The UK is showing “no real sign” of approaching Brexit trade talks with a plan to succeed during the coronavirus pandemic, the EU’s trade commissioner has said. Phil Hogan has suggested the UK government is planning to blame Covid-19 for “the fallout from Brexit” because it does not want negotiations to continue into 2021.
He also warned that the government's current approach needed to change to avoid an “almighty blow to the UK economy later this year”, which could “spill over” to other countries, such as Ireland.
“Despite the urgency and enormity of the negotiating challenge, I am afraid we are only making very slow progress in the Brexit negotiations,” Mr Hogan told the press. “There is no real sign that our British friends are approaching the negotiations with a plan to succeed.’
Brussels and the UK government are currently negotiating a trade agreement via video-conferencing, due to severe restrictions on movement introduced on both sides of the Channel to slow the spread of COVID-19.
Ministers have insisted the transition period will not be extended beyond 2020, despite unprecedented disruption to daily life due to the pandemic and officials on both sides admitting there has been little progress in the first two rounds of formal talks.

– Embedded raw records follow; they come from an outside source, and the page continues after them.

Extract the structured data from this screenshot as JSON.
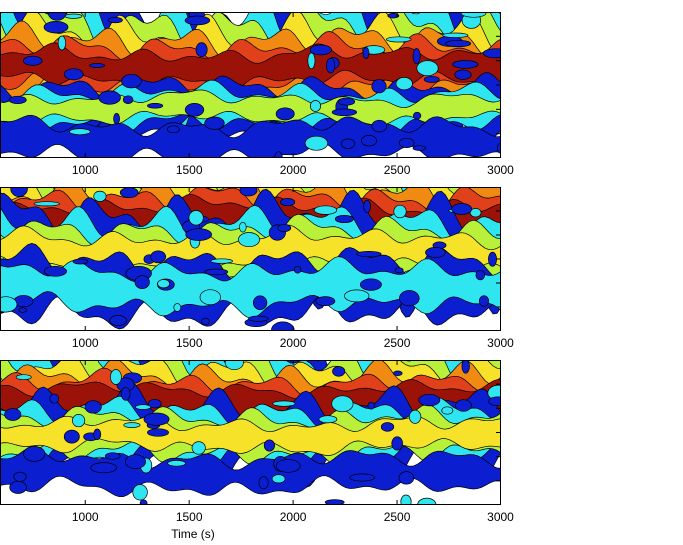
{
  "chart_data": [
    {
      "type": "heatmap",
      "subtype": "filled-contour",
      "x_ticks": [
        1000,
        1500,
        2000,
        2500,
        3000
      ],
      "xlim": [
        590,
        3000
      ],
      "xlabel": "",
      "grid": false,
      "colormap": [
        "#ffffff",
        "#0b1fd1",
        "#2fe6f0",
        "#b8f03a",
        "#f7e22a",
        "#f08a12",
        "#e0401a",
        "#9a1208"
      ],
      "ridges": [
        {
          "y_frac": 0.62,
          "level": 7,
          "thickness": 0.09
        },
        {
          "y_frac": 0.34,
          "level": 3,
          "thickness": 0.07
        },
        {
          "y_frac": 0.12,
          "level": 1,
          "thickness": 0.1
        }
      ]
    },
    {
      "type": "heatmap",
      "subtype": "filled-contour",
      "x_ticks": [
        1000,
        1500,
        2000,
        2500,
        3000
      ],
      "xlim": [
        590,
        3000
      ],
      "xlabel": "",
      "grid": false,
      "colormap": [
        "#ffffff",
        "#0b1fd1",
        "#2fe6f0",
        "#b8f03a",
        "#f7e22a",
        "#f08a12",
        "#e0401a",
        "#9a1208"
      ],
      "ridges": [
        {
          "y_frac": 0.77,
          "level": 7,
          "thickness": 0.1
        },
        {
          "y_frac": 0.55,
          "level": 4,
          "thickness": 0.1
        },
        {
          "y_frac": 0.3,
          "level": 2,
          "thickness": 0.12
        }
      ]
    },
    {
      "type": "heatmap",
      "subtype": "filled-contour",
      "x_ticks": [
        1000,
        1500,
        2000,
        2500,
        3000
      ],
      "xlim": [
        590,
        3000
      ],
      "xlabel": "Time (s)",
      "grid": false,
      "colormap": [
        "#ffffff",
        "#0b1fd1",
        "#2fe6f0",
        "#b8f03a",
        "#f7e22a",
        "#f08a12",
        "#e0401a",
        "#9a1208"
      ],
      "ridges": [
        {
          "y_frac": 0.72,
          "level": 7,
          "thickness": 0.08
        },
        {
          "y_frac": 0.48,
          "level": 4,
          "thickness": 0.08
        },
        {
          "y_frac": 0.22,
          "level": 1,
          "thickness": 0.1
        }
      ]
    }
  ]
}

The Scottish National Party (SNP) has called for an extension to the Brexit transition period until the end of 2022 due to the coronavirus crisis and urged Labour and other opposition parties to support them. Matt Hancock, the health secretary, claimed earlier this week that there was “absolutely no need” to extend the transition period.
Mr Hogan insisted that the EU was “serious” about a deal and said the UK needed to outline further details about what it wanted to achieve.